Honestly, it shakes me thinking of where i was a year ago… I remember the deep & agonizing pain I felt the moment I got the call he was in an accident, and that feeling was engulfing for a long time. Days after he died, I became a little robot. I have never in my life felt such pain. My person was snatched away from me in a blink. I cried a lot, prayed a lot, dazed out, and took care of my kiddos. My sister in law, Heather, stayed with me the night he died and a few days after, when I sent her home. She did her best to make sure I took in some protein or ate a snack here and there. She said & I quote, “I like to use liquid protein as my creamer, you want to try it? It’s good!” And I tried it. And later I was like Ahhh I see what you did there… 🤣 I would start loads of laundry… and when I say start, I mean put them in the washer and not shut the lid or add detergent. She would finish them. Bless her… She distantly followed behind me for a little while. She also handled ~all~ the things when it came to setting me up with a social security appt, contacting the companies where Josh bought his work truck and wood chipper, and doing day to day stuff that I couldn’t mentally handle but needed immediate attention. Sigh. Heather has been in my life since 2006. 19 years!!!! I dont think I even realized how long she’s been in my life until typing it out.. Her and my brother took on so much for me during the first year of my grief journey. I will never be able to thank them enough for being a solid & constant rock through all of this.
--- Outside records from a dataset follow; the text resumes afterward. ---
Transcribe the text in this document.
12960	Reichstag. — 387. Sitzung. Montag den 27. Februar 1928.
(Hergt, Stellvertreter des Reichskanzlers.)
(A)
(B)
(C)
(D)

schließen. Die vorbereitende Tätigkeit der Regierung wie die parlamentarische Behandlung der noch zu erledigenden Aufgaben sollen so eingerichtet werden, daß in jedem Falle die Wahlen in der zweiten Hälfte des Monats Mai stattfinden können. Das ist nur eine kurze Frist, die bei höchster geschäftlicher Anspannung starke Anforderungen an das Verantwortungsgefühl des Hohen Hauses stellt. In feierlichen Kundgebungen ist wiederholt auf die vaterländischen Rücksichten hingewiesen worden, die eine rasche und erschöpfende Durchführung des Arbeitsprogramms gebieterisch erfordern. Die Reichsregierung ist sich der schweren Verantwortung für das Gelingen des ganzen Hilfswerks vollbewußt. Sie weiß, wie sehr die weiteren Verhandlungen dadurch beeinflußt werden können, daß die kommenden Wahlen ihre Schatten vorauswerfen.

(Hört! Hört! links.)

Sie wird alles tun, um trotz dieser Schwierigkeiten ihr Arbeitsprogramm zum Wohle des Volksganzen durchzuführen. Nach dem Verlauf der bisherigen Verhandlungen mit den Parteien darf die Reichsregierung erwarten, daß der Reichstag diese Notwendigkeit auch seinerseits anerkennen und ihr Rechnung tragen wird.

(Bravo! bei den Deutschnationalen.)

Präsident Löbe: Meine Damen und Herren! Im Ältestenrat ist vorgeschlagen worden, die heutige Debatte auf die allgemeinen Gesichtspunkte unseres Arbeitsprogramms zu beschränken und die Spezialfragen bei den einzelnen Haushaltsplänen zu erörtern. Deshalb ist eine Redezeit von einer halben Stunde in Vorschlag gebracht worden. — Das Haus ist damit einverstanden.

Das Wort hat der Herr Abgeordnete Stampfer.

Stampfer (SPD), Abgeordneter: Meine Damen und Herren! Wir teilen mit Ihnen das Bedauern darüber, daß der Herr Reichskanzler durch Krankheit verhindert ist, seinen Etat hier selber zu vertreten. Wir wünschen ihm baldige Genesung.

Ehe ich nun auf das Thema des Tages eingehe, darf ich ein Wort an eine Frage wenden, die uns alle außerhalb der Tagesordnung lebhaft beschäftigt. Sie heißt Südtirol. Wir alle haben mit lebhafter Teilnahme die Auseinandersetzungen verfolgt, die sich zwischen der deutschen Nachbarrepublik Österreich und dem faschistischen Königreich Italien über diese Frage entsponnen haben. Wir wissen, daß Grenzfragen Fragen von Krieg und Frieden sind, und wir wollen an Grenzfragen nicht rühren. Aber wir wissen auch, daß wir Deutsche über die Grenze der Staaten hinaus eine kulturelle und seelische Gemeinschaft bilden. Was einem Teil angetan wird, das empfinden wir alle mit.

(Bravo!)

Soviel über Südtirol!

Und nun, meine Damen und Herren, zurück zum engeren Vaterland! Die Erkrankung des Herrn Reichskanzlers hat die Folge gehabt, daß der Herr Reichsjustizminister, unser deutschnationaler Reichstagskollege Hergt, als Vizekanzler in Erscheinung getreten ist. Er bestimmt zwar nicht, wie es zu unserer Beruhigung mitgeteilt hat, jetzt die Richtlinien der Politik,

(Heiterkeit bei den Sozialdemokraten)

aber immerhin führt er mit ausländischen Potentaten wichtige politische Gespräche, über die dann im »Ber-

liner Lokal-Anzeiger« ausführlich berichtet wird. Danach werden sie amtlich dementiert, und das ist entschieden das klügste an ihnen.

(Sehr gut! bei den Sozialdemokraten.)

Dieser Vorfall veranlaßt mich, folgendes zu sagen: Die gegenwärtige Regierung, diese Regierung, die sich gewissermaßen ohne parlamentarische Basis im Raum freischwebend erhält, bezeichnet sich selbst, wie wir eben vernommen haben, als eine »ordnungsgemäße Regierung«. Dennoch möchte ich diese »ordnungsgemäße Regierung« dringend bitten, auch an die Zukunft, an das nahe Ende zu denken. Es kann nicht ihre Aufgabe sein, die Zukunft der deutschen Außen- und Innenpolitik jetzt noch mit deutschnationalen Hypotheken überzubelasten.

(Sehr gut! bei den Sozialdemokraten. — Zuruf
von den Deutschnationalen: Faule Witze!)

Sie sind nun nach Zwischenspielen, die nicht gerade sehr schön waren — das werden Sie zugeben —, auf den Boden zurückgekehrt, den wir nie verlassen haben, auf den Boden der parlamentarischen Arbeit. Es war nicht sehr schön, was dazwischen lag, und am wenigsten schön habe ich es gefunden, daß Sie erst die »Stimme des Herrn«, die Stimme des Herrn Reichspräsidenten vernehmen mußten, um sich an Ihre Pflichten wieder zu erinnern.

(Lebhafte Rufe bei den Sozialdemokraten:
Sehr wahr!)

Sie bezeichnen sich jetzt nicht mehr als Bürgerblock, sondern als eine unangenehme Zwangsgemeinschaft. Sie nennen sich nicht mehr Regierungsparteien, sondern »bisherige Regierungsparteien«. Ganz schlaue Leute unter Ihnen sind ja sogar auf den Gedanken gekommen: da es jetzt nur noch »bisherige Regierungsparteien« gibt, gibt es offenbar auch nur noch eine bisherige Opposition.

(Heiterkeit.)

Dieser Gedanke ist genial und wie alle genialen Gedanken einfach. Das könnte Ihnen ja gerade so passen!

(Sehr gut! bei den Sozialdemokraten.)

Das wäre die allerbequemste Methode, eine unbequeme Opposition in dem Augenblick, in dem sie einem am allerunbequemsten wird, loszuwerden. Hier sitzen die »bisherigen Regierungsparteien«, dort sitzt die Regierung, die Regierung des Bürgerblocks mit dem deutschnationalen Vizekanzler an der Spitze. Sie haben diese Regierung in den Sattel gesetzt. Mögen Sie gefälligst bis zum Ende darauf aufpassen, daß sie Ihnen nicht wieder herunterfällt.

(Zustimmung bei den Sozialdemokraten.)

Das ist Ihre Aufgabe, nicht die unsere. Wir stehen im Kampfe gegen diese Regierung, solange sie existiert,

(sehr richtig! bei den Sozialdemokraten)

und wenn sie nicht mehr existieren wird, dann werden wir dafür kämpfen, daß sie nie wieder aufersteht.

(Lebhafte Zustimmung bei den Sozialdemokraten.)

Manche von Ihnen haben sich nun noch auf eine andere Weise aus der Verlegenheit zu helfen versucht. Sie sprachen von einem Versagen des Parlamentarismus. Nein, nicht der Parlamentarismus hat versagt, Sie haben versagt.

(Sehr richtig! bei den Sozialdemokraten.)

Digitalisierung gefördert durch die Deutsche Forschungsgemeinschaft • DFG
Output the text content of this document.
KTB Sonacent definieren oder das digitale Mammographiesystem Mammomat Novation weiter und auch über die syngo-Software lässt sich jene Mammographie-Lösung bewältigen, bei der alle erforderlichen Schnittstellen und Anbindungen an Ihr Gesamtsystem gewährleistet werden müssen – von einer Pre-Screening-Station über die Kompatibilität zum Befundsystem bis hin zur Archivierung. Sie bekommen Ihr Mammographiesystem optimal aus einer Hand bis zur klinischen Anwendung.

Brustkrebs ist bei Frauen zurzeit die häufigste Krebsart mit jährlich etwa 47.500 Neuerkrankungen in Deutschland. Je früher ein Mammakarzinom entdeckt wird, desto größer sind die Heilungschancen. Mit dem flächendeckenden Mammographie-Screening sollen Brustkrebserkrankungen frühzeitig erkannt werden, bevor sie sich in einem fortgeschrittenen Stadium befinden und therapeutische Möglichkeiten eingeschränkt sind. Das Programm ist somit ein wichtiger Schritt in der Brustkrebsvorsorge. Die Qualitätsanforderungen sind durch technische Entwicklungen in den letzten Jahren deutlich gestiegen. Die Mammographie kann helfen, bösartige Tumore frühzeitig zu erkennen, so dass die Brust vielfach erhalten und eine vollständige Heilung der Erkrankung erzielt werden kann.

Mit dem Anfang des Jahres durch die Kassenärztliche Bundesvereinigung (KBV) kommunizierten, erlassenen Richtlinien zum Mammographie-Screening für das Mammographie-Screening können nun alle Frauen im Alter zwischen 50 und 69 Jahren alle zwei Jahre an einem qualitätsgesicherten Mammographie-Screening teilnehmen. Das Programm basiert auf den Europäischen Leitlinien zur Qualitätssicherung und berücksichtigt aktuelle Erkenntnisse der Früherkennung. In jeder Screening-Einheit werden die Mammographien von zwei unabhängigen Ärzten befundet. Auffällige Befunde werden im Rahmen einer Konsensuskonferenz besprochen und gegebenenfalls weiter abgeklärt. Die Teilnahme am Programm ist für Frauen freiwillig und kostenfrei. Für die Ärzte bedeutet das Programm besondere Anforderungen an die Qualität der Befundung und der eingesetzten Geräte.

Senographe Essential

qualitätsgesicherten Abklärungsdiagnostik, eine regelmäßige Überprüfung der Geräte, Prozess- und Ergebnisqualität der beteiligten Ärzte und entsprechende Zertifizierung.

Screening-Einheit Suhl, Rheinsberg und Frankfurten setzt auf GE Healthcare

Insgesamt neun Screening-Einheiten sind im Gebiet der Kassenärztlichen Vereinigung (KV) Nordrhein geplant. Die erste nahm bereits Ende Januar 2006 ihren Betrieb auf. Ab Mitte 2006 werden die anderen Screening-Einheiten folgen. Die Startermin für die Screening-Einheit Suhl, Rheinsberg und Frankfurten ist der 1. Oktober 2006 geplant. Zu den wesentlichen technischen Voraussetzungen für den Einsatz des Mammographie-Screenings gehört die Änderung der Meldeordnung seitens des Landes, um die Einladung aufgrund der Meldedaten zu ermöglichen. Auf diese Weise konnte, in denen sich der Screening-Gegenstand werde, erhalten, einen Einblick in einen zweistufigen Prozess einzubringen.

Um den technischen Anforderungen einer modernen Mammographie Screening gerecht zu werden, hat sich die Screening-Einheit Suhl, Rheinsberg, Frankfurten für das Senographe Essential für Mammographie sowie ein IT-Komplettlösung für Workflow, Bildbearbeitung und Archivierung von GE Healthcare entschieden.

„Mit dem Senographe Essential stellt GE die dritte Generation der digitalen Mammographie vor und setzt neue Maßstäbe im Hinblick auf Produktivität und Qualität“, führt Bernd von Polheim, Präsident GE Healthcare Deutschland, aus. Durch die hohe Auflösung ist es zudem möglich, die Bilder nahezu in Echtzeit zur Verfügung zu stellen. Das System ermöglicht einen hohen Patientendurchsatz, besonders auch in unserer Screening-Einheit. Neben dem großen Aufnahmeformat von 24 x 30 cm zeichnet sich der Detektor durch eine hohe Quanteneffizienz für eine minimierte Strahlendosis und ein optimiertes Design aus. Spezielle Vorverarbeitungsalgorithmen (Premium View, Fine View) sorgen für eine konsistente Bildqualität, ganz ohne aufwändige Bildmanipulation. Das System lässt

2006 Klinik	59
Today, I am SO thankful for growth. Doesn’t mean I’m never sad or engulfed with grief… but it sure isn’t as engulfing as it was then! A year ago, I was in such a heart broken headspace. I wanted the rapture to come right then, because then I would be with josh again. Still hoping the rapture is sooner rather than later, but glad I have had the chance to grow and find beauty in the ashes. The pain I felt from losing Josh, and then having to pick myself up & put myself back together from a bazillion pieces, yeah I dont wish that on anyone… Not even people I’m not super fond of! Life will never be the same, and that is reality. For the most part, I have accepted that he isn’t coming back. The girls and I are finally feeling “more normal”. We are learning to live and not stay stagnant. We are learning who we are as a family of 3.